Injection of stem cells into the brain of a retarded Parkinson’s disease

The patient with Parkinson’s disease for the first time transplanted neurons derived from his own skin cells. The experiment was kept secret, but it turned out to be completely legal and safe. Since the operation two-and-a-half years, during this time, no side effects appeared. During this time his condition stabilized on progress too early, but signs of neurodegeneration doctors have not found. A study published in the journal The New England Journal of Medicine.

The technology of cellular reprogramming appeared in 2006, but its clinical applications are still not so much. The fact that the very process — the transformation of adult cells into induced pluripotent cells (similar to embryonic stem) and yet runs with low efficiency. Furthermore, embryonic cells can form a tumor, and even after their differencesbut in a particular cell type in culture can be dangerous clones. So while therapy with the use of reprogramming are rare. For example, in the fall of 2019 from reprogramming cells for the first time raised the cornea, and in early 2020 “patch” for the heart.

In both cases, the pioneers are the Japanese researchers since, as the Japanese biologists invented reprogrammable adult cells into stem cells, the country became one of the leaders in the field of cell therapy. In 2018 in Japan there was a project of another method: the researchers were going to try the reprogramming against Parkinson’s disease, that is to turn adult cells into embryonic, to develop them into progenitor cells of neurons and implanting in the patient’s brain. Clinical trials started in the fall of 2018, but their results are not yet published.

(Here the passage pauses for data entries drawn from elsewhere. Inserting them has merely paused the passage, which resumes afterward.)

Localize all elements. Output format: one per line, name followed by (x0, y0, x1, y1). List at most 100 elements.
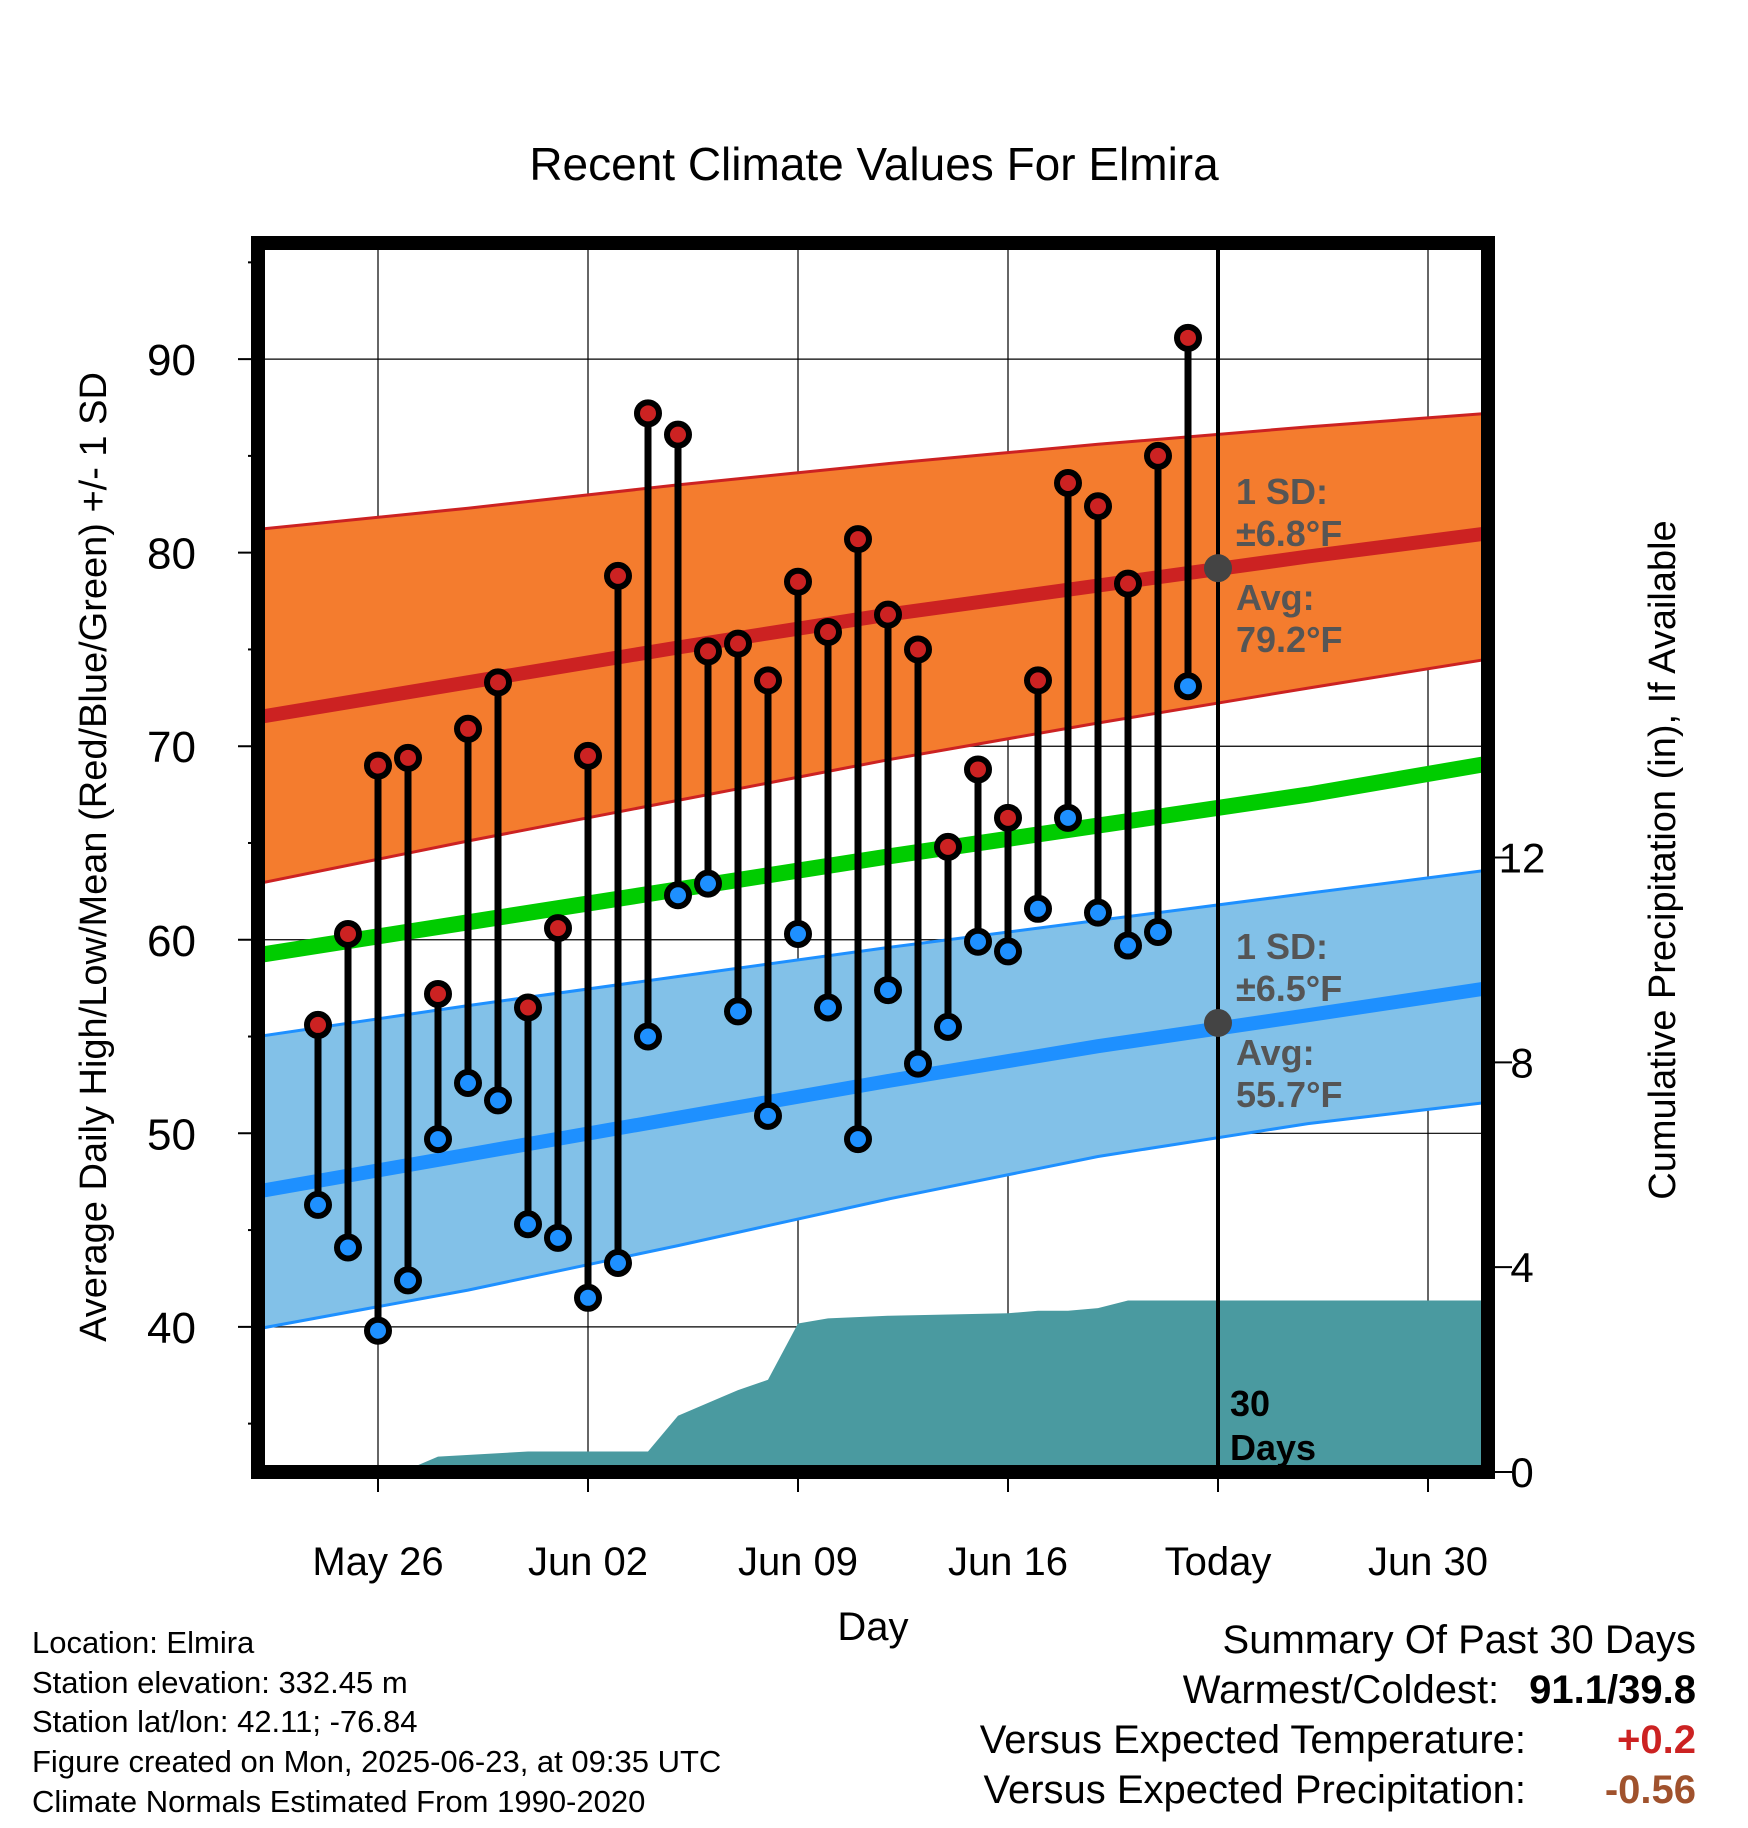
today-low-avg-marker (1204, 1008, 1232, 1037)
obs-high-point (574, 741, 602, 770)
obs-low-point (664, 881, 692, 910)
obs-high-point (844, 525, 872, 554)
obs-high-point (664, 420, 692, 449)
obs-low-point (964, 927, 992, 956)
obs-high-point (874, 600, 902, 629)
window-label: Days (1230, 1427, 1316, 1468)
precip-area (264, 1300, 1481, 1466)
high-sd-band-upper-edge (264, 412, 1481, 531)
y2-tick-label: 8 (1510, 1039, 1533, 1086)
x-tick-label: Jun 02 (528, 1540, 648, 1584)
y-axis-label: Average Daily High/Low/Mean (Red/Blue/Gr… (73, 372, 115, 1342)
obs-high-point (424, 979, 452, 1008)
normals-line: Climate Normals Estimated From 1990-2020 (32, 1784, 646, 1819)
y2-tick-label: 0 (1510, 1449, 1533, 1496)
obs-low-point (544, 1223, 572, 1252)
y-tick-label: 50 (147, 1110, 196, 1159)
obs-high-point (334, 919, 362, 948)
obs-low-point (784, 919, 812, 948)
y-tick-label: 40 (147, 1304, 196, 1353)
window-label: 30 (1230, 1383, 1270, 1424)
obs-high-point (1114, 569, 1142, 598)
obs-high-point (724, 629, 752, 658)
y-tick-label: 60 (147, 917, 196, 966)
obs-high-point (1054, 468, 1082, 497)
obs-high-point (364, 751, 392, 780)
low-avg-annotation: Avg: (1236, 1032, 1315, 1073)
y-tick-label: 70 (147, 723, 196, 772)
chart-title: Recent Climate Values For Elmira (529, 138, 1219, 190)
obs-low-point (424, 1125, 452, 1154)
obs-low-point (874, 976, 902, 1005)
y-tick-label: 80 (147, 530, 196, 579)
low-sd-annotation: ±6.5°F (1236, 968, 1342, 1009)
axes: 40 50 60 70 80 90 0 4 8 12 May 26 Jun 02 Jun 09 Jun 1… (73, 236, 1684, 1649)
summary-warmest: Warmest/Coldest: 91.1/39.8 (1183, 1668, 1696, 1713)
summary-precip: Versus Expected Precipitation: -0.56 (983, 1768, 1696, 1813)
obs-low-point (1024, 894, 1052, 923)
y2-axis-label: Cumulative Precipitation (in), If Availa… (1642, 520, 1684, 1199)
obs-high-point (514, 993, 542, 1022)
x-tick-label: Jun 16 (948, 1540, 1068, 1584)
summary-temp: Versus Expected Temperature: +0.2 (980, 1718, 1696, 1763)
high-sd-annotation: 1 SD: (1236, 471, 1328, 512)
obs-high-point (994, 803, 1022, 832)
obs-low-point (754, 1101, 782, 1130)
x-tick-label: Today (1165, 1540, 1272, 1584)
obs-low-point (844, 1125, 872, 1154)
x-tick-label: Jun 30 (1368, 1540, 1488, 1584)
summary-title: Summary Of Past 30 Days (1222, 1618, 1696, 1662)
temp-value: +0.2 (1617, 1718, 1696, 1762)
high-sd-band (264, 413, 1481, 883)
obs-low-point (904, 1049, 932, 1078)
obs-low-point (304, 1190, 332, 1219)
low-sd-annotation: 1 SD: (1236, 926, 1328, 967)
low-sd-band (264, 871, 1481, 1328)
temp-label: Versus Expected Temperature: (979, 1718, 1526, 1762)
x-tick-label: Jun 09 (738, 1540, 858, 1584)
obs-low-point (394, 1266, 422, 1295)
x-axis-label: Day (837, 1605, 908, 1649)
high-sd-annotation: ±6.8°F (1236, 513, 1342, 554)
high-avg-annotation: Avg: (1236, 577, 1315, 618)
obs-high-point (694, 637, 722, 666)
low-avg-annotation: 55.7°F (1236, 1074, 1342, 1115)
obs-high-point (454, 714, 482, 743)
obs-high-point (604, 561, 632, 590)
obs-low-point (574, 1283, 602, 1312)
precip-value: -0.56 (1604, 1768, 1696, 1812)
warmest-value: 91.1/39.8 (1529, 1668, 1696, 1712)
obs-low-point (1174, 672, 1202, 701)
latlon-line: Station lat/lon: 42.11; -76.84 (32, 1704, 418, 1739)
warmest-label: Warmest/Coldest: (1182, 1668, 1500, 1712)
obs-low-point (814, 993, 842, 1022)
low-sd-band-lower-edge (264, 1101, 1481, 1330)
created-line: Figure created on Mon, 2025-06-23, at 09… (32, 1744, 722, 1779)
obs-low-point (1054, 803, 1082, 832)
precip-label: Versus Expected Precipitation: (983, 1768, 1526, 1812)
obs-high-point (754, 666, 782, 695)
obs-high-point (904, 635, 932, 664)
obs-high-point (934, 832, 962, 861)
obs-high-point (1084, 492, 1112, 521)
low-mean-line (264, 982, 1481, 1198)
obs-low-point (934, 1012, 962, 1041)
obs-low-point (454, 1068, 482, 1097)
obs-low-point (1084, 898, 1112, 927)
obs-low-point (1114, 931, 1142, 960)
obs-high-point (544, 914, 572, 943)
obs-low-point (994, 937, 1022, 966)
obs-high-point (1024, 666, 1052, 695)
obs-low-point (694, 869, 722, 898)
obs-low-point (604, 1248, 632, 1277)
x-tick-label: May 26 (312, 1540, 443, 1584)
obs-high-point (814, 618, 842, 647)
y-tick-label: 90 (147, 336, 196, 385)
location-line: Location: Elmira (32, 1625, 255, 1660)
obs-low-point (484, 1086, 512, 1115)
obs-high-point (304, 1010, 332, 1039)
high-avg-annotation: 79.2°F (1236, 619, 1342, 660)
obs-high-point (1174, 323, 1202, 352)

The Japanese team was the first who spoke about a similar experiment, but as it turned out, not the first one who launched it. As found magazine STAT, in the U.S. such a plan matured in 2014. In 2017, when Japan only built the test plans, the first patient had received an injection of cells, and now a team of doctors under the leadership of Kwang-soo Kim (Kwang-Soo Kim) from McLean hospital in Massachusetts published a report of this experimental therapy.

According STAT, the first patient is an American businessman, a former doctor George Lopez — Kim found himself 2013 and offered to sponsor his research. By that time, Lopez knew that he had Parkinson’s disease, but had not counted on the fact that doctors will be able to help him. Nevertheless, with funding and accelerating research in a few years, Kim was ready to try out the Lopez your method.

The researchers took human skin cells were reprogrammable them in embryonic stem and then differentiated into the precursors of dopaminergic neurons — those that die in patients with Parkinson’s disease. To make sure that their Protocol is robust, Kim and colleagues have tested it on humanized mice are animals with immunodeficiency, which transplanted human blood cells. They implanted the resulting neurons in the brain and then followed the level of immune aggression. As one would expect if the blood cells and neurons were obtained from one patient, the immune response does not occur, and if different, in the developed brain inflammation.

At the same time, the authors came up with a way to get rid of undifferentiated cells in culture. For this they were treated with quercetin — a substance of plant origin, which is used in anticancer therapy — then “suspicious” cells were not more than one in a billion.

Kim and colleagues kept the experiment a secret and did not publish preliminary statements. However, it was absolutely legal: they got permission from the FDA to use his method in exceptional circumstances — that is, only a terminally ill person, and each time the procedure must be confirmed again. In the first stage of the work the FDA has agreed to the imposition of the cells only in the left hemisphere of the brain. In a second series of injections in the right hemisphere — the Agency has agreed only six months later, when it became clear that the procedure does not cause any side effects.